For the past 15 years, our principal arms control agreement with Russia, START, has been based on President Ronald Reagan’s guiding principle, “Trust, but verify.”
But START, which allowed us to monitor and inspect Russia’s strategic nuclear arsenal, expired last December. Now, we have only trust — and that’s not enough in an uncertain world.
The Senate can change that by voting for New START, which sets lower limits on both U.S. and Russian strategic warheads and long-range missiles and bombers and restores a strong verification regime.
If the Senate approves the treaty — a two-thirds vote is required — we will be able to regain and improve upon our ability to verify what Russia is doing with its nuclear arsenal.
Without New START, our knowledge of Russia’s nuclear forces is likely to erode and the risks of misunderstandings and miscalculations will grow. Worst-case assumptions are then likely to fuel military planning in both countries, increasing costs and decreasing trust.
This new treaty could provide a vital window into Russia’s strategic nuclear arsenal and help track it. The new inspection regime draws on our experience over the past 15 years with the original START.
As with START, each side will provide extensive data on its strategic forces and will be able to conduct on-site inspections of the other side’s forces and related facilities. New START provides for up to 18 short-notice inspections of 35 Russian sites per year — a better ratio than START, which permitted 28 annual inspections of 70 facilities.
Under the new treaty, inspectors are to count each warhead on a missile, rather than using the old START method of checking whether a missile exceeds its permitted warhead load. Each missile and heavy bomber would also have a unique identifier, like a bar code, to enable better tracking of the weapon’s movement or change in deployment status.
Moreover, under New START, a single inspection would provide more data than under the expired agreement. But it is also important to understand what the treaty does not do.
It will not affect our ability to modernize our delivery systems and nuclear complex or to develop the most effective missile defenses.

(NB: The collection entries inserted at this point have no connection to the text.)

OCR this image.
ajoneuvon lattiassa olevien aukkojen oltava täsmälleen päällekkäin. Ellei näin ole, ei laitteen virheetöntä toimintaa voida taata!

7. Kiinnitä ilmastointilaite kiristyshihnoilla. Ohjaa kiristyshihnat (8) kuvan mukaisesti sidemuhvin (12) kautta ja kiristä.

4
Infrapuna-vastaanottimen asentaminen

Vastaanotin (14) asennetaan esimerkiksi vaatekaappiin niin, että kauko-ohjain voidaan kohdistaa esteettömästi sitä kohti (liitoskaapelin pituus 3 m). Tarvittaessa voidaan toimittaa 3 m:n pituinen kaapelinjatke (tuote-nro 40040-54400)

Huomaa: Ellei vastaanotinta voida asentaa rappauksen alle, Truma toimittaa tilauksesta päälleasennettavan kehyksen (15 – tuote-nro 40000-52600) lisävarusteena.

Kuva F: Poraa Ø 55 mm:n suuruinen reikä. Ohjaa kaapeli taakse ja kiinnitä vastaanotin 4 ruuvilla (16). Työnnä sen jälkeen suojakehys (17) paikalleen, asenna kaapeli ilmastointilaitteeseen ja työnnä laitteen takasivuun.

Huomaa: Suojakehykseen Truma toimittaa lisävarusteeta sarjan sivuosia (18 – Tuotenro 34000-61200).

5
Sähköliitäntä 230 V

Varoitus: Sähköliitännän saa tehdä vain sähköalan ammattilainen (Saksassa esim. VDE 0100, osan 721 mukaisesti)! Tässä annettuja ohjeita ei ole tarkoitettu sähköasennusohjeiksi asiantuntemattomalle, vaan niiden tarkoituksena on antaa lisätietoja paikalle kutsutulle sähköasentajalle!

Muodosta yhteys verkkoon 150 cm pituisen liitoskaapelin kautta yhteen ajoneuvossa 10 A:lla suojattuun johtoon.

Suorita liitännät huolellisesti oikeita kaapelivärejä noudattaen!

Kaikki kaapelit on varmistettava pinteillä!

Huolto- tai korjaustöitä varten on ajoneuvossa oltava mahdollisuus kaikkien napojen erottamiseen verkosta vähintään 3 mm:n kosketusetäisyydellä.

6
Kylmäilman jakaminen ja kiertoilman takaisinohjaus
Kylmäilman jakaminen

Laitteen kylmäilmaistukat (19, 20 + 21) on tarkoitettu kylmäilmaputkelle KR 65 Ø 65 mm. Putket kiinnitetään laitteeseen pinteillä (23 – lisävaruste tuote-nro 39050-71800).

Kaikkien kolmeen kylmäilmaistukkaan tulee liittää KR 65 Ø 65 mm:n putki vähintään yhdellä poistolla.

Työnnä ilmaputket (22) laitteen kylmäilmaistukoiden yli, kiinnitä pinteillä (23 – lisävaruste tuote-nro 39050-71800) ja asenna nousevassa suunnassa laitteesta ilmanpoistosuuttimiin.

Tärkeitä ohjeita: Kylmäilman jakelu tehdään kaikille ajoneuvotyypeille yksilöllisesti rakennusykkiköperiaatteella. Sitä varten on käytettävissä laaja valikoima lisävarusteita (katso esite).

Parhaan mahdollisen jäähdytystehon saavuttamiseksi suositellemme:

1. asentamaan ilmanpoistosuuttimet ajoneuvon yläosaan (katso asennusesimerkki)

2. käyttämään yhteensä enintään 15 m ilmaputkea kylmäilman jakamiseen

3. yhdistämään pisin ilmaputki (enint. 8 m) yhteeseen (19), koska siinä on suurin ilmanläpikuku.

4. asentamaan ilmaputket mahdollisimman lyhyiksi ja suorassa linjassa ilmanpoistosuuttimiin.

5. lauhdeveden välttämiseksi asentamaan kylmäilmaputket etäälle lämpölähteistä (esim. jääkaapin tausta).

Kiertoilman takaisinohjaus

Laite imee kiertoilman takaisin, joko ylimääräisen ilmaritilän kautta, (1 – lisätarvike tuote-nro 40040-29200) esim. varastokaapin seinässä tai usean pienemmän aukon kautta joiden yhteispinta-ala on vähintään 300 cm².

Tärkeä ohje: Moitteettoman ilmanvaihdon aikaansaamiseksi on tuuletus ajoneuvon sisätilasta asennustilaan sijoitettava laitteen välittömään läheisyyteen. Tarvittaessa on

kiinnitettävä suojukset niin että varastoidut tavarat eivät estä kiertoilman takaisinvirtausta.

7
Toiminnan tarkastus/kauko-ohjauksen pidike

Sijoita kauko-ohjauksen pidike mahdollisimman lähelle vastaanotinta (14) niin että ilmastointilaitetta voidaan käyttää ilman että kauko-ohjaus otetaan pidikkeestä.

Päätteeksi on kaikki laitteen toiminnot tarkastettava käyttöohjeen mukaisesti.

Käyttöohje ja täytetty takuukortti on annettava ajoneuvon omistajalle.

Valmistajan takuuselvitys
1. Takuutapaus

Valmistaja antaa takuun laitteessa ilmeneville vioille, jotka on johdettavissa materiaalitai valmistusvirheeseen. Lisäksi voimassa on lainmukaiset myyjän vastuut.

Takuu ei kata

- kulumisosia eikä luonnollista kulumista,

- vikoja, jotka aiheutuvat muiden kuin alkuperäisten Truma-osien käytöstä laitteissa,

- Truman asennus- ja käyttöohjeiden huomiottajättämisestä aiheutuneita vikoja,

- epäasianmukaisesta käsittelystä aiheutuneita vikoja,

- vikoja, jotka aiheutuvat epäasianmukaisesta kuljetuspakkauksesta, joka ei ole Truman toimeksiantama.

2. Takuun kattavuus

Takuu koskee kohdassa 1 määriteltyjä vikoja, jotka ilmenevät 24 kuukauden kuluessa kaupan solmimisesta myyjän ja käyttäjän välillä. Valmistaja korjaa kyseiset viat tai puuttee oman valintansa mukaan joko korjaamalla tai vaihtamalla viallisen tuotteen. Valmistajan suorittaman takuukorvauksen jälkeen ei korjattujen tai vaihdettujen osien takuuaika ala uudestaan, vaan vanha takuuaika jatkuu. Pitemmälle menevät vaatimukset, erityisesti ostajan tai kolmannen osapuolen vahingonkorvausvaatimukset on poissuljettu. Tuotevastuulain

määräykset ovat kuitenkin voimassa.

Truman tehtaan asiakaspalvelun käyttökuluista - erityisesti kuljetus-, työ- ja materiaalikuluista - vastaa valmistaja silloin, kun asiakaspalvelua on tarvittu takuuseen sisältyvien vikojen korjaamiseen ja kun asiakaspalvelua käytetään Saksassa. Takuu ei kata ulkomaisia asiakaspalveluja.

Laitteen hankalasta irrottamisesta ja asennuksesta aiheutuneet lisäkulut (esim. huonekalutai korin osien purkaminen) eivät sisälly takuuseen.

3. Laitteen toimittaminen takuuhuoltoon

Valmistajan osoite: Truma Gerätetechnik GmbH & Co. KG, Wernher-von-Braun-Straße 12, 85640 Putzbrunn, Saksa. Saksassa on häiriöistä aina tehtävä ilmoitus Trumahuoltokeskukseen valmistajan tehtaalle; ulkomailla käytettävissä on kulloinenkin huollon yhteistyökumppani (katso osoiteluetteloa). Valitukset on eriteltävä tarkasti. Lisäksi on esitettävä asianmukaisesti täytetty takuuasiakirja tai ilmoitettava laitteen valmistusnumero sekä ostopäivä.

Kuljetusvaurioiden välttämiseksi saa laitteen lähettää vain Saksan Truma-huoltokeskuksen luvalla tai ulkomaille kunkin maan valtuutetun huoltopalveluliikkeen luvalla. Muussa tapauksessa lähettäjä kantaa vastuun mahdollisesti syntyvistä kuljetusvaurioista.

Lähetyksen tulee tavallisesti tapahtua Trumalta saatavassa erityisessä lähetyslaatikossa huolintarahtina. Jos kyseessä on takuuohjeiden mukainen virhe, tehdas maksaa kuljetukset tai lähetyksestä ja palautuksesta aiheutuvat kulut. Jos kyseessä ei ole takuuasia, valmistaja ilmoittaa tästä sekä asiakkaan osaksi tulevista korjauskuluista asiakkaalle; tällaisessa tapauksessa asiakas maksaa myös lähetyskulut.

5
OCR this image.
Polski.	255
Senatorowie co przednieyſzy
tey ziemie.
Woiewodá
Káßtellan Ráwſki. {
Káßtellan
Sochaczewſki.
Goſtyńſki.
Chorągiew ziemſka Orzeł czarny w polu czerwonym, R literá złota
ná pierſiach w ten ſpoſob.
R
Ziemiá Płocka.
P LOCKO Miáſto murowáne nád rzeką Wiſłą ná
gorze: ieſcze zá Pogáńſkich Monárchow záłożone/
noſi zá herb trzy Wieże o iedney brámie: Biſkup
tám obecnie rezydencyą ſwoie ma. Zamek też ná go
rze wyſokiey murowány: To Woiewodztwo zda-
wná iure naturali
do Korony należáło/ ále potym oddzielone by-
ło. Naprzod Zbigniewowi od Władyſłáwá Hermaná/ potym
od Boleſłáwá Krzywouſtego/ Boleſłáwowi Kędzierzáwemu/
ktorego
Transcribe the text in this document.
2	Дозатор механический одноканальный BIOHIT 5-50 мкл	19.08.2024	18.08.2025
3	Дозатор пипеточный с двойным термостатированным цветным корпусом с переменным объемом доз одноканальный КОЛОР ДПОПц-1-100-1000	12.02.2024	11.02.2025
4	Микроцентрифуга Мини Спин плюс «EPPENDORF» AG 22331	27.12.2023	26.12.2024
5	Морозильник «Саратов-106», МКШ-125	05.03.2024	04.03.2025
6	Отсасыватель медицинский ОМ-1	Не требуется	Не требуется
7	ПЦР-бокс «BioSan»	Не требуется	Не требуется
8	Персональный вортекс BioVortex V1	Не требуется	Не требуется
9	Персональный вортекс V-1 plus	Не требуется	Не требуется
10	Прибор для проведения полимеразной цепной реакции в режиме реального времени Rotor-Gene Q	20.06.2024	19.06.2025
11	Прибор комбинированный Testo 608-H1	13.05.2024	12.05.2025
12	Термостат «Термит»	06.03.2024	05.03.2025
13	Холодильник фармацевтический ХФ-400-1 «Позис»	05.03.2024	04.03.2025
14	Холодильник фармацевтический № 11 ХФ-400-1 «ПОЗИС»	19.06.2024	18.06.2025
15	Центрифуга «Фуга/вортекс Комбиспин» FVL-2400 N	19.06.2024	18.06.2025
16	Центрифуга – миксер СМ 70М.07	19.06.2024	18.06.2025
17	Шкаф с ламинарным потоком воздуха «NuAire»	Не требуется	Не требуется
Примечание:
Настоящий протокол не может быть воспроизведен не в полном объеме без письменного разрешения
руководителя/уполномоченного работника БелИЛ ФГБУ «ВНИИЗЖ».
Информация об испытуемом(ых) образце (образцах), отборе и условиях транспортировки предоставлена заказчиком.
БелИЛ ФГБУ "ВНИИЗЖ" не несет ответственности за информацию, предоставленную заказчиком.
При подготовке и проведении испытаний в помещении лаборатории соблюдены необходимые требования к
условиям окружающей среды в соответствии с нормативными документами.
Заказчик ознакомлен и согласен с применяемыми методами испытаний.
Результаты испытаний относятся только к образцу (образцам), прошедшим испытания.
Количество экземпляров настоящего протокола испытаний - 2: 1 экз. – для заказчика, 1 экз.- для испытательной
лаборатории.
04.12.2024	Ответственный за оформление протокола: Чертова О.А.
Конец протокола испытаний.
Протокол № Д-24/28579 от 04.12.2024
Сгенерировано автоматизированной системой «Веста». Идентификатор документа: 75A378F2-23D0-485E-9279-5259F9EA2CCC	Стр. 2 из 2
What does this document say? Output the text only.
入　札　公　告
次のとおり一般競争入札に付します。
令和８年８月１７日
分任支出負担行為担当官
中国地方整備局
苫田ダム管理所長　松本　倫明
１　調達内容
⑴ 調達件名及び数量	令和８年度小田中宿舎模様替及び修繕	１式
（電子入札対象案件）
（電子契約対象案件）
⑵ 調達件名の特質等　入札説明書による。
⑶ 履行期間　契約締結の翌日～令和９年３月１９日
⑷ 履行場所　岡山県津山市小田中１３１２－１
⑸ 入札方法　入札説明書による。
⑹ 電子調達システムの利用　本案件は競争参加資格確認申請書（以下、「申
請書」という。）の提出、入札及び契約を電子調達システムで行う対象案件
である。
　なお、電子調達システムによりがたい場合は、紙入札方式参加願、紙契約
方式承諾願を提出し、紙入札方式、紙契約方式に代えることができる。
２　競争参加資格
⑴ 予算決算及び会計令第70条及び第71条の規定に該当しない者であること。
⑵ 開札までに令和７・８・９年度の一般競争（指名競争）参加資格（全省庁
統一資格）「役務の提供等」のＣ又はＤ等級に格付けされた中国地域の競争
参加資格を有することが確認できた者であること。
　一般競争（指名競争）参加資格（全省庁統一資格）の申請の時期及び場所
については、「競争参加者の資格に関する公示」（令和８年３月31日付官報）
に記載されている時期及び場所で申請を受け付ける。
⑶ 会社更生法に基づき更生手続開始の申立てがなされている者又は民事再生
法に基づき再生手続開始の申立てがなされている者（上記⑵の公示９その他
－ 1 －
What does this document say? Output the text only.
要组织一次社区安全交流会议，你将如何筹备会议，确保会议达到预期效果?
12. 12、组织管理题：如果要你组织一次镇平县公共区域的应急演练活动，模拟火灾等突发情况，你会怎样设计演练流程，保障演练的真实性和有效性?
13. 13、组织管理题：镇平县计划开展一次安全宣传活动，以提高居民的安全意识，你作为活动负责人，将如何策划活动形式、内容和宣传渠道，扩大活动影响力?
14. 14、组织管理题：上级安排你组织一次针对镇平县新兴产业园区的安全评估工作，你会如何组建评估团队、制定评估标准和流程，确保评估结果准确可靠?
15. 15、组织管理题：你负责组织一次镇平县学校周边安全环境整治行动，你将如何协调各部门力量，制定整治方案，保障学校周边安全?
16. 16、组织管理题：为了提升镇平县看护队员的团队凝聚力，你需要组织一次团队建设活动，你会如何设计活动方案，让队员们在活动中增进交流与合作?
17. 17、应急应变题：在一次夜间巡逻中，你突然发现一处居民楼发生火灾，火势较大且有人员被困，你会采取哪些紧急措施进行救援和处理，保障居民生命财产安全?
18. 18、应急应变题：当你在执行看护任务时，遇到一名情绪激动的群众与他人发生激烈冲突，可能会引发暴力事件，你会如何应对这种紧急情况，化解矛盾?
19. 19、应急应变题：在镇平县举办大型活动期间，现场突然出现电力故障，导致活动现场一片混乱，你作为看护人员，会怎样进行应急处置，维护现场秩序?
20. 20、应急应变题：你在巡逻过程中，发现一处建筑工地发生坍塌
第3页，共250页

Our commitment to modernizing our nuclear capabilities and to fielding effective missile defenses is backed by substantial investments in these missions. The Obama administration plans to spend at least $180 billion to upgrade the nuclear complex and to sustain associated weapons systems over the next decade. An additional $45 billion is slated for missile defenses over the next five years.
These investments — as well as New START — reflect an emerging bipartisan consensus that we can enhance our national security through bilateral reductions in nuclear weapons but that those weapons must be safe, secure and effective.
As officials who worked to complete the new treaty, we can vouch for our negotiators’ efforts to get the best possible agreement. But don’t take our word for it.
Presidents from both political parties decided that we are better off with arms-control agreements than without them. In the past, the Senate has approved arms-control agreements like this by overwhelming bipartisan votes, including the original START, approved 93-6, and the Moscow Treaty, negotiated by President George W. Bush and approved 95-0.
New START also has the unanimous support of our military leaders and the backing of five former secretaries of defense, six former secretaries of state and seven former heads of the military command in charge of our nuclear weapons.
We hope that senators continue that tradition by voting to approve New START today.
Ellen Tauscher is Under Secretary of State for Arms Control and International Security. She represented California in Congress from 1997 to 2009. James Miller is the Principal Deputy Under Secretary of Defense for Policy.